1991: Michael Waltrip led 208 of 367 laps at Darlington before a 37.4-second pit stop due to a jammed air hose relegated him to an eventual third-place finish, according to “NASCAR: A Complete History.” Ricky Rudd wound up with the win over Davey Allison.
How NASCAR and racing community are helping during COVID-19 fight
* NASCAR’s Research and Technology Center in Concord, North Carolina has shifted from building parts and working on the Next Gen car to producing face shields.
According to the AP report, NASCAR has a team of eight engineers volunteering their time to keep five 3D printers operating nearly 18 hours per day to produce protective face shields for health care workers. The largest printer is capable of producing three shields every 2 ½ hours.
“That’s the one we try to keep running almost nonstop,” Eric Jacuzzi, senior director of NASCAR’s aerodynamics and vehicle performance, told the AP. “You are sitting around watching the news and you think, ‘We just put this big, beautiful new machine in, let’s see what we can do and use it for something good.’”
NASCAR is donating all shields it produces to health care facilities and workers. It is also working with North Carolina State University as consultants to help hospitals with their own 3D printers to produce personal protective equipment, according to the AP report.
* Ford is embarking this week on a project to build as many as 50,000 ventilators in the next 100 days, according to the AP. The company has also lent a team of engineers and is providing facilities and equipment to help 3M build respirators.
Todd Hoevener, Ford Director of Technology, Strategy and Planning, told SiriusXM NASCAR on the “Happy Hours” program Wednesday afternoon, “This week we are ramping up to be able to ship one million (face shields) by the end of the week.”
* Chevrolet’s parent company, General Motors, is working with Ventic Life Systems to produce more than 50,000 face masks daily, as well as is ramping up production to build 10,000 ventilators per month, according to the AP.
* Toyota is also producing face shields and working to manufacturer ventilators, as well, according to the AP.
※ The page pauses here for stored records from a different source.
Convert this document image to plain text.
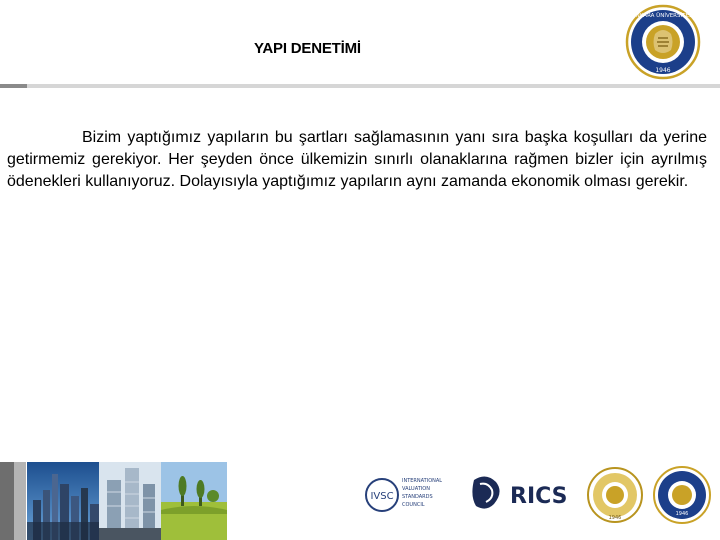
YAPI DENETİMİ
ANKARA ÜNİVERSİTESİ
1946

Bizim yaptığımız yapıların bu şartları sağlamasının yanı sıra başka koşulları da yerine getirmemiz gerekiyor. Her şeyden önce ülkemizin sınırlı olanaklarına rağmen bizler için ayrılmış ödenekleri kullanıyoruz. Dolayısıyla yaptığımız yapıların aynı zamanda ekonomik olması gerekir.

IVSC
INTERNATIONAL
VALUATION
STANDARDS
COUNCIL	RICS
1946
1946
* NASCAR Cup driver Brad Keselowski’s company, Keselowski Advanced Manufacturing, is using 3D printers and CNC machines to build face shields.
* Roush Fenway Racing has donated 1.5 cases of N95 masks to Lake Norman Regional Medical Center and donated shields and safety glasses elsewhere. The team told the AP it is producing aerosol boxes that “protect medical professionals as they treat COVID-19 patients.” In addition, parent company Roush Industries is working on developing other personal protective equipment.
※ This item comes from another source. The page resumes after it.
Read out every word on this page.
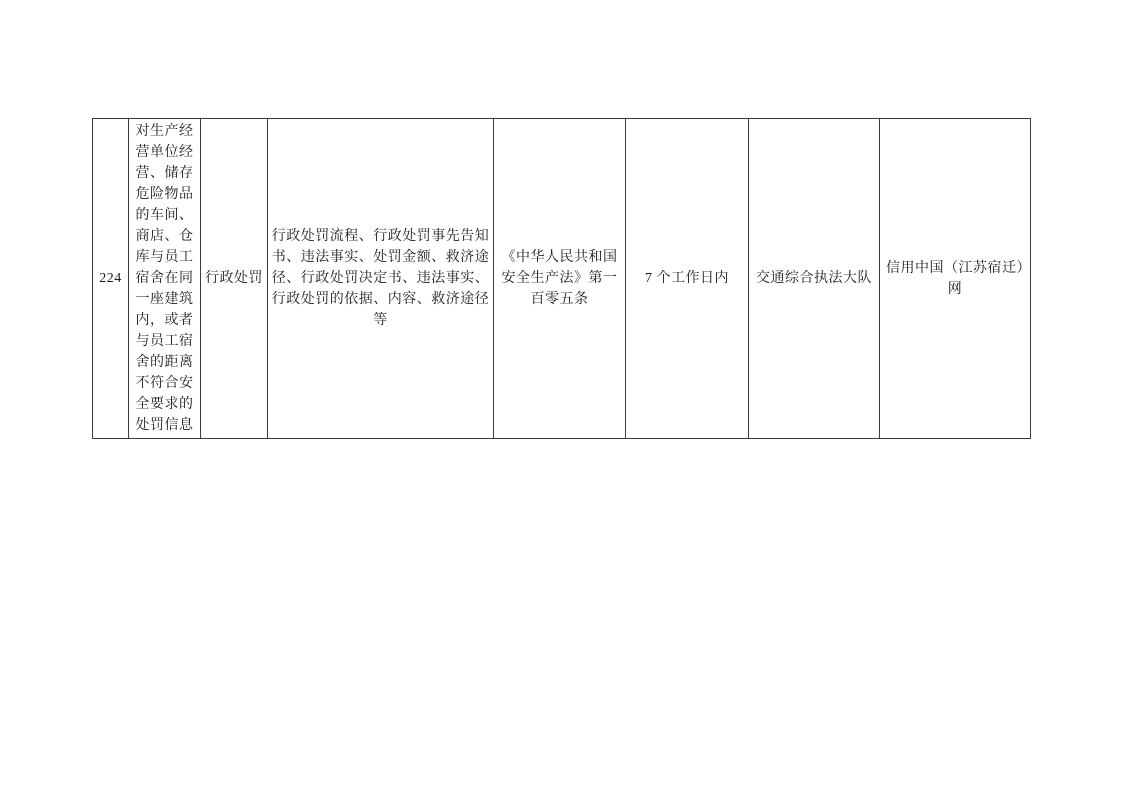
224	对生产经营单位经营、储存危险物品的车间、商店、仓库与员工宿舍在同一座建筑内，或者与员工宿舍的距离不符合安全要求的处罚信息	行政处罚	行政处罚流程、行政处罚事先告知书、违法事实、处罚金额、救济途径、行政处罚决定书、违法事实、行政处罚的依据、内容、救济途径等	《中华人民共和国安全生产法》第一百零五条	7 个工作日内	交通综合执法大队	信用中国（江苏宿迁）网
* Hendrick Motorsports has redirected some of its manufacturing resources to produce face shields for healthcare workers. Other NASCAR teams that have donated masks or other supplies include Team Penske, Chip Ganassi Racing, Stewart-Haas Racing and JR Motorsports.
* IMSA team CORE Autosport told the AP it has produced and sold several thousand face masks for health care professionals.
* Technique Inc., which produces chassis kits for NASCAR teams, has repurposed its Jackson, Michigan factory – just a few miles from Michigan International Speedway – and expects to increase production to 20,000 face shields by the end of this week, according to the AP.
* The largest team in NHRA drag racing, Don Schumacher Racing, is using its two 3D printers non-stop to build headbands that attach to face shields, the AP reported.